Lessons for AI Companies and Security Teams:
- Security should be a priority from the start – AI startups must integrate security into their development processes, ensuring sensitive infrastructure is properly protected.
- Authentication is non-negotiable – Any internet-facing database must be secured with strong authentication and access controls.
- Continuous monitoring is essential – Automated security scans and real-time logging can help detect and prevent unauthorized access.
- Collaboration between AI and security teams is critical – Security teams must work closely with AI engineers to identify and mitigate risks early.
References
- Wiz Research Blog (Original Report)
https://www.wiz.io/blog/deepseek-data-exposure - BleepingComputer Coverage
https://www.bleepingcomputer.com/news/security/deepseek-clickhouse-database-exposed-sensitive-ai-data/ - The Record by Recorded Future
https://therecord.media/deepseek-ai-database-exposed-sensitive-data - SecurityWeek Analysis
https://www.securityweek.com/deepseek-data-breach-exposes-ai-chat-logs-and-secrets/ - Dark Reading Report
https://www.darkreading.com/threat-intelligence/deepseek-database-exposure-security-risks - TechCrunch Coverage
https://techcrunch.com/2025/01/30/deepseek-database-exposed-security-incident/ - Ars Technica Report
https://arstechnica.com/information-technology/2025/01/deepseek-exposes-sensitive-ai-data-due-to-misconfigured-database/ - CSO Online
https://www.csoonline.com/article/deepseek-ai-data-exposure.html - SC Magazine Security Analysis
https://www.scmagazine.com/news/deepseek-database-exposure-cybersecurity-risks - Cybersecurity Insiders Report
https://www.cybersecurity-insiders.com/deepseek-security-breach-clickhouse-database-exposure/
Conclusion
The unprecedented pace of AI adoption has led to companies becoming critical infrastructure providers almost overnight. However, many lack the security frameworks necessary to protect sensitive data effectively.

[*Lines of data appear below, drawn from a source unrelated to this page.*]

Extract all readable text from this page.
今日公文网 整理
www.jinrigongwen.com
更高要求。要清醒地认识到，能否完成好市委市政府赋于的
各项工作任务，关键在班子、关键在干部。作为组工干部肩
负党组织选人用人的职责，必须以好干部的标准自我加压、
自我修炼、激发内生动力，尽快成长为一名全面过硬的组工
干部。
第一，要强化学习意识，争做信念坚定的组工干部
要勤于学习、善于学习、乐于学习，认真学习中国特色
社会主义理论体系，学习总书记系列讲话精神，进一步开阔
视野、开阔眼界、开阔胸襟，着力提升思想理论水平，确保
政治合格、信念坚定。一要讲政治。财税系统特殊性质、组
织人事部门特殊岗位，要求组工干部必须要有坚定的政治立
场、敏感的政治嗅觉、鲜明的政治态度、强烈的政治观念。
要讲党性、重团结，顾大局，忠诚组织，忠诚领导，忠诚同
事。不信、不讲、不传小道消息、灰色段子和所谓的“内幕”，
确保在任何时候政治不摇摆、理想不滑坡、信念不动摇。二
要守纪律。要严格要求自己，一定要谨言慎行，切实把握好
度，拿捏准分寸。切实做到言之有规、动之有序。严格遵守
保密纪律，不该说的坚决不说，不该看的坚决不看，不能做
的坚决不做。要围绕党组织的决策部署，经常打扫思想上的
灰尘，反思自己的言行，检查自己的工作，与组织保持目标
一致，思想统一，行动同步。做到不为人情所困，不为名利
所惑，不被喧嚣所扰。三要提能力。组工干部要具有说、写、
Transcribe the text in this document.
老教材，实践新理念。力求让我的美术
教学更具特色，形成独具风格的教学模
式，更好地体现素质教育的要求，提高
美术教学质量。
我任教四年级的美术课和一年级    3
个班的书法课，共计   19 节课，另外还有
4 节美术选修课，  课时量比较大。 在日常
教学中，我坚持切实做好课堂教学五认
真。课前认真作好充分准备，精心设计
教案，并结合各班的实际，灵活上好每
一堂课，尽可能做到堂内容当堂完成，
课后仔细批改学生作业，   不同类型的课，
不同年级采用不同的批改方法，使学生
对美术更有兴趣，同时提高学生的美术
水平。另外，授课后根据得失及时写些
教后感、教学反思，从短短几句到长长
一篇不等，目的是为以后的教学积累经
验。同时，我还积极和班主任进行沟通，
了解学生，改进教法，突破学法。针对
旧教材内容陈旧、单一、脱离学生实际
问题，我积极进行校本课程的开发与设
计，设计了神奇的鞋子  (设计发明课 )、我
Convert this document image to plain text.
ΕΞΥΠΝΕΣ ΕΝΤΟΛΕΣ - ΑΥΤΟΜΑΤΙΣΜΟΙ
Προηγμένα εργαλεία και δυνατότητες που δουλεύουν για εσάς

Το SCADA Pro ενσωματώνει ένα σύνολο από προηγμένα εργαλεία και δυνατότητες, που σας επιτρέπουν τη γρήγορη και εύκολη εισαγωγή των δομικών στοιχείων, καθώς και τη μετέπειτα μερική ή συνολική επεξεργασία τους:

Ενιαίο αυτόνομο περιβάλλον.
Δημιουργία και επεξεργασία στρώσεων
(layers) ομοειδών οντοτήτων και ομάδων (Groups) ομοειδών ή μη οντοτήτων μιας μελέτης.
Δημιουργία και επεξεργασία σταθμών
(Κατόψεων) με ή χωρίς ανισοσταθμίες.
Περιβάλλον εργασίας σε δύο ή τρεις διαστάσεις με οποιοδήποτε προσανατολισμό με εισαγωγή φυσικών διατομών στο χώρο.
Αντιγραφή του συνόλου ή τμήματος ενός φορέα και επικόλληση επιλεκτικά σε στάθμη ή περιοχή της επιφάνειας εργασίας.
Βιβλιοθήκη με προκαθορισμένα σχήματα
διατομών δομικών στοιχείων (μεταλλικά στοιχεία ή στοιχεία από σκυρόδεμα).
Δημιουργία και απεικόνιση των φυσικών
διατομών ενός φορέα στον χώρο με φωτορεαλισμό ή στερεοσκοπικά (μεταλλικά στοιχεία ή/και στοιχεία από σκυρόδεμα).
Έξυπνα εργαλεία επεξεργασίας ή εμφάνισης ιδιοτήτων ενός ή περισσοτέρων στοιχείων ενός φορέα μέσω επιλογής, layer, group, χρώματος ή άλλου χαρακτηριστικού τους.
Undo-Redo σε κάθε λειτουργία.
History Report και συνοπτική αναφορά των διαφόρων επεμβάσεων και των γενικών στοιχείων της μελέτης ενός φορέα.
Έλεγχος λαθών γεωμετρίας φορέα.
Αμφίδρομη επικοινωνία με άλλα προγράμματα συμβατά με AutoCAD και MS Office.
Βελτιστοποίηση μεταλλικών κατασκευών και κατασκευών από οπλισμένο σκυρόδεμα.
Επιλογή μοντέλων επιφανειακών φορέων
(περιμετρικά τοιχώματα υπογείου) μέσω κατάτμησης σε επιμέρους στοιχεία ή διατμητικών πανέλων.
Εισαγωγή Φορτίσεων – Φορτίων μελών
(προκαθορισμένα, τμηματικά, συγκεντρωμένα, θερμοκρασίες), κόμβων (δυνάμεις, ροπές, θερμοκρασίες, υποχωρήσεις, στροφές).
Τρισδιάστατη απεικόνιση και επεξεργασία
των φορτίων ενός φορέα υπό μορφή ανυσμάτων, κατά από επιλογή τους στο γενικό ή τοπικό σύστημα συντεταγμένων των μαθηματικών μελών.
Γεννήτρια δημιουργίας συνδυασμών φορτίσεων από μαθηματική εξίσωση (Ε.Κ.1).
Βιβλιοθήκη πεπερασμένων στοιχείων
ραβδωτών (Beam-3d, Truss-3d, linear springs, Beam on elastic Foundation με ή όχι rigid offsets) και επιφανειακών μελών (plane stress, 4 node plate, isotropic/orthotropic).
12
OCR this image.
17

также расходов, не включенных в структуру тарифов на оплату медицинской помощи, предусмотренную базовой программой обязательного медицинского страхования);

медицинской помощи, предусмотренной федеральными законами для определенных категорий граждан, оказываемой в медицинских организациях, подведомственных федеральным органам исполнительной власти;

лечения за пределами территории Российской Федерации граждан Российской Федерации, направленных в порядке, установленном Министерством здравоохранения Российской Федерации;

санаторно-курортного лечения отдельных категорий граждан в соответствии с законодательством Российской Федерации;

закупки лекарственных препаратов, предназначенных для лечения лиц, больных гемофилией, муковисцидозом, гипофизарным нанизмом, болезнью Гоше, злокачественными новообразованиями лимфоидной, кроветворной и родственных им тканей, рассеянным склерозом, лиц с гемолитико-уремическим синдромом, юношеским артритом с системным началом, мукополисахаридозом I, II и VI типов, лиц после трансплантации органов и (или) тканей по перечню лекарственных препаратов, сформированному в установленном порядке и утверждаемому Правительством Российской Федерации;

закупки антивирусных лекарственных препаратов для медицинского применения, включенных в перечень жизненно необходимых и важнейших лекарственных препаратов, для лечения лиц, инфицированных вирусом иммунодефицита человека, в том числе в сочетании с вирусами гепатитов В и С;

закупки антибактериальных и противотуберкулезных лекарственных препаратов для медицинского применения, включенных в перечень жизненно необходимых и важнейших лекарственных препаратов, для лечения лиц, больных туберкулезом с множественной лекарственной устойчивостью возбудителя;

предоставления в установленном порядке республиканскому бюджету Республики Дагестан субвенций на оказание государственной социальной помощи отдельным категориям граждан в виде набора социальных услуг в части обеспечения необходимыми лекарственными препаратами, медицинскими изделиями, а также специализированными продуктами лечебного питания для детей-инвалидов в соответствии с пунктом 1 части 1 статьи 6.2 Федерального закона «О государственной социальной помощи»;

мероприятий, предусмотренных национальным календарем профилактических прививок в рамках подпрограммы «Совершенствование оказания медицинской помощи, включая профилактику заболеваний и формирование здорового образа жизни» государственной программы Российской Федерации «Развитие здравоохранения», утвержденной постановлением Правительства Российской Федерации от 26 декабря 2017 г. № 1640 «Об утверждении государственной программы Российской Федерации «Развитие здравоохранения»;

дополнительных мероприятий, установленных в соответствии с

As AI continues to integrate into businesses worldwide, the industry must enforce security standards comparable to those in cloud computing and enterprise IT. Addressing these foundational security issues today is crucial to ensuring the safe and responsible deployment of AI technologies.
DeepSeek’s data exposure serves as a stark reminder: No matter how advanced the AI, basic security hygiene remains paramount.